João Noronha falava aos jornalistas no Porto, após uma reunião com representantes da Iberdrola, da Agência Portuguesa do Ambiente (APA), da Comissão de Coordenação e Desenvolvimento Regional do Norte (CCDR-N), e os autarcas de Boticas, Chaves, Vila Pouca de Aguiar e Cabeceiras de Basto, os outros municípios afetados pelo Sistema Eletroprodutor do Tâmega (SET), que inclui ainda a barragem de Gouvães.

“Finalmente temos estes valores todos definidos e fixados. Vão ser pagos 950 euros por metro quadrado [de cada casa afetada], o que vai acrescentar um valor significativo às pessoas afetadas, nomeadamente as que já tinham sido indemnizadas. Acreditamos que, em finais de janeiro, as pessoas vão receber os correspondentes cheques”, afirmou o autarca de Ribeira de Pena, João Noronha, como porta-voz dos outros presidentes de câmara.

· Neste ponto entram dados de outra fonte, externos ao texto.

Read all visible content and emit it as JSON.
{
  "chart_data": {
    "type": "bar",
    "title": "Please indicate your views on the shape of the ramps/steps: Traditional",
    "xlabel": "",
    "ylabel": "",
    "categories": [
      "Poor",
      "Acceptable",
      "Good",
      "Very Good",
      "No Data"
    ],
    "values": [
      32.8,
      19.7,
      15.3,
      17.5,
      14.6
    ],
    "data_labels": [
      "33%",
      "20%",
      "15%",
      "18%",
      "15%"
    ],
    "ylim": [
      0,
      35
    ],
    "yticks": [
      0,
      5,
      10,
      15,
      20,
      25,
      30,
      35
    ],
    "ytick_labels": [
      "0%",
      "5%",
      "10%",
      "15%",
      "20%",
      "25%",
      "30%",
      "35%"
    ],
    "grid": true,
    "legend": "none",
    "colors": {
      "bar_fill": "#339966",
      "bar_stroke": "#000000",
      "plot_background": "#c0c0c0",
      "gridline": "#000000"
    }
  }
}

Para além de subir o valor das indemnizações pelos imóveis afetados, a Iberdrola vai ainda suportar a construção de novas habitações, em terrenos cedidos pelos municípios, e o valor do arrendamento temporário, até que as novas casas estejam concluídas, garantiu João Noronha.

Com isto, resolveu-se também a questão dos contentores instalados em Ribeira de Pena, que vão ser desmontados, passando seis famílias a ficar em casas alugadas.

Em alternativa, explicou o autarca, a Iberdrola vai pagar a renda dos realojamentos “em habitações condignas”, pelo tempo que cada família levar a “fazer a sua nova casa”.

Ainda no caso de Ribeira de Pena, o autarca esclareceu que serão 14 as casas novas e que os restantes casos “estão resolvidos”.